RELAXING trade restrictions between the US and the EU via the proposed Transatlantic Trade and Investment Partnership (TTIP) would have far-reaching benefits for the Scottish economy, allowing exports to flourish by removing prohibitive costs.

 

That is according to organisations including the Scottish North American Business Council (SNABC) and a Borders-based textile firm, who are due to put forward their thoughts on the matter at the Scottish Parliament today.

TTIP is currently being negotiated between the European Union and the United States, and looks to lift trade barriers across various economic sectors to facilitate the trade of goods and services between the two markets.

The Parliament's European and External Relations Committee (EERC) is to meet today to discuss the topic with business organisations and individual businesses, with witnesses including Allan Hogarth, executive director of the SNABC and representative for the Institute of Directors (IoD) in Scotland at the Scottish Parliamentary enquiry.

He said that as part of the British-American Business Council, the SNABC has strongly supported the partnership, and expects it to "significantly benefit companies on both sides of the Atlantic, providing a significant boost to both jobs and growth, benefiting Scottish businesses, workers and consumers alike".

Mr Hogarth added that the US remains the largest single export market for Scottish goods and services, with an estimated £3.5 billion of exports, accounting for over 12 per cent of all international exports from Scotland.

"Just imagine what 'Scotland plc' could achieve if we managed to achieve a successful TTIP trade agreement," he said, also noting that in a survey of more than 1,000 IoD members, 90 per cent said they backed the proposed partnership.

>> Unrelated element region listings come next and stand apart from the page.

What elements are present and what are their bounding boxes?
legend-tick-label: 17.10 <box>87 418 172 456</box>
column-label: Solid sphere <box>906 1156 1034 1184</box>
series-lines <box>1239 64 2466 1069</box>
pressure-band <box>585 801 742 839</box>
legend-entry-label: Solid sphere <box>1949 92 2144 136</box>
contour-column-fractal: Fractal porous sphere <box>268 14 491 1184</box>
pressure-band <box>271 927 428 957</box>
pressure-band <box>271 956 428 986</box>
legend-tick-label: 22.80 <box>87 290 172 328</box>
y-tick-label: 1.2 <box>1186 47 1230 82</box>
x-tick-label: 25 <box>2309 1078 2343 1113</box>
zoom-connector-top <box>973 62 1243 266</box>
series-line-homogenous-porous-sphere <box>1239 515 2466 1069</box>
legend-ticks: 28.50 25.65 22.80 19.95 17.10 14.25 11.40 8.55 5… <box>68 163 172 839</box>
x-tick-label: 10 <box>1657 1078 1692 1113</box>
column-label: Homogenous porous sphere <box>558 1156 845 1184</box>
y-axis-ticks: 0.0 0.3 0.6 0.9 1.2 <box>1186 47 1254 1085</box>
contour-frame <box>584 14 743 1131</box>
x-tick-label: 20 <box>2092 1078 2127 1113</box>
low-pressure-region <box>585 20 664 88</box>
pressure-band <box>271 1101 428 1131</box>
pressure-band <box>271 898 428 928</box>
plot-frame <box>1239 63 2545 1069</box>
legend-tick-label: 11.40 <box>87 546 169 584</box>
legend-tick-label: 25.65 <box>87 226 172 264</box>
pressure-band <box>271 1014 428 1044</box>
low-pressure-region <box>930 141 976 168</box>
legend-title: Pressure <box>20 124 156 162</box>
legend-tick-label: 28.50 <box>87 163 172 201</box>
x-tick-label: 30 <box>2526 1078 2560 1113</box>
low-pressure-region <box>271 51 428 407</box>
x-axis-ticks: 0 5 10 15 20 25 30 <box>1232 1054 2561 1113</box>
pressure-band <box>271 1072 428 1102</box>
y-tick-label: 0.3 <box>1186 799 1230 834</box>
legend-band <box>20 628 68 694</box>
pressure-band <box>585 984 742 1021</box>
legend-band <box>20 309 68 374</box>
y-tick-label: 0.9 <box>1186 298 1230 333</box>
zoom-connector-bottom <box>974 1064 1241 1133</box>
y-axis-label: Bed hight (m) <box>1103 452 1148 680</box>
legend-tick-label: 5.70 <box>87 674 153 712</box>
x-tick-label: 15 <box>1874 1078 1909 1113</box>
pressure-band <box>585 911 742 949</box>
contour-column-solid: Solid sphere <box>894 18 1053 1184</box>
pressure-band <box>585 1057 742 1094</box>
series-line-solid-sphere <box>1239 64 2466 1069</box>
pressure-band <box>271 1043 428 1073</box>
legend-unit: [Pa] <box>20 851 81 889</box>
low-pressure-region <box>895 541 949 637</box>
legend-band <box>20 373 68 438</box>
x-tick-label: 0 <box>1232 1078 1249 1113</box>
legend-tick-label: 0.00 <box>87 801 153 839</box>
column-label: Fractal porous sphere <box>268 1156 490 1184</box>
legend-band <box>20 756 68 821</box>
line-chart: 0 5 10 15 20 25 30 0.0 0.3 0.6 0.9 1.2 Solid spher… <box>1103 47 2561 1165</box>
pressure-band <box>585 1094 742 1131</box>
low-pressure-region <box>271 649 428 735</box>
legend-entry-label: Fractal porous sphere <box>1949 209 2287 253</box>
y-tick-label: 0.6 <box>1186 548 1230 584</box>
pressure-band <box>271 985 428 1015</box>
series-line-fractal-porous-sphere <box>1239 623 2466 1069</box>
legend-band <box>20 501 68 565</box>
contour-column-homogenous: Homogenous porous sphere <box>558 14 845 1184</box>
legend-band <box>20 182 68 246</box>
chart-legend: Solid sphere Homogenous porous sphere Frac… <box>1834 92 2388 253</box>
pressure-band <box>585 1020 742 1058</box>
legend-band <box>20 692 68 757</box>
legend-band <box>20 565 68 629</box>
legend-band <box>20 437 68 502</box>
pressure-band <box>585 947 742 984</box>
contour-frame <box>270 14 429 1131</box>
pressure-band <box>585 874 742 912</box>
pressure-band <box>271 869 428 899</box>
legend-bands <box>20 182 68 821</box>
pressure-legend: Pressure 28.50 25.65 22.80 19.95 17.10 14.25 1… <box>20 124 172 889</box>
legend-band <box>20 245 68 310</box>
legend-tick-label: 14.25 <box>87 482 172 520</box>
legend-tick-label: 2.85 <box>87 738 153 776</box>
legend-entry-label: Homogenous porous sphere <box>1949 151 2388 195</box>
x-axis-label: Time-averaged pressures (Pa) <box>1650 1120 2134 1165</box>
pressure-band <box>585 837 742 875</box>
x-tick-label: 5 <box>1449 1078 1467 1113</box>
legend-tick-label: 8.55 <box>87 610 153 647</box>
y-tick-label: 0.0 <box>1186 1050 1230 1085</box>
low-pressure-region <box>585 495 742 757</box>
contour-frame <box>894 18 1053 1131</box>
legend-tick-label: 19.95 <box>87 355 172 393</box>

As for the impact on individual businesses, Hawick Knitwear, which describes itself as the UK's largest knitwear manufacturer by production terms, believes TTIP would considerably boost its US exports with a highly beneficial knock-on effect.

Its managing director Benny Hartop explained that it currently exports cashmere to US retail giant Brooks Brothers, with the buyer picking up the bill for the import tax of 4 per cent.

However, while 70 per cent of the Scottish firm's production relates to lambswool products, it does not export these to the US as they are subject to a 16 per cent import tax.

Mr Hartop said the current levy on wool is "insurmountable" and prevents his business from exporting to a market where consumers really "buy into" the heritage of the firm's products, with the company using pure Scottish water in the manufacturing of its jumpers.

TTIP going ahead could open up a significant new market for the firm, he said, adding that it is looking not just to expand its exports to Brooks Brothers but also develop its own private label in the US, and hoping that as part of the TTIP negotiations that the the import tariffs affecting his firm will be cut to zero.

However, he said 4 per cent would be a satisfactory level, and added that cutting import taxation would benefit not just his own company's revenues but his whole supply chain, and boost employment in the Borders.

All in all, it would "make for a fairer playing field and create a win-win-win situation," he said.

However, the partnership has received some opposition, with fears that benefits would be "minimal" and could lead to the privatisation of the NHS as well as threaten jobs.

Mr Hogarth however feels the proposed partnership is beneficial for Scotland, stating: "We see a TTIP-enabled Europe as one much more attractive to companies from both sides of the Atlantic interested in mutual trade and investment."

He added: "While there are plenty of encouraging success stories out there, many companies still face huge obstacles when doing business with the US. The smaller you are, the more these get in the way."

Additionally, he said that should TTIP go ahead, it could lead to other regions relaxing their own tariffs and enabling Scottish exports to grow, for example in the whisky market.

Following today's meeting, discussions are set to take place early next year with the European Commission, with the EERC to then "consider its next steps in relation to the issues raised".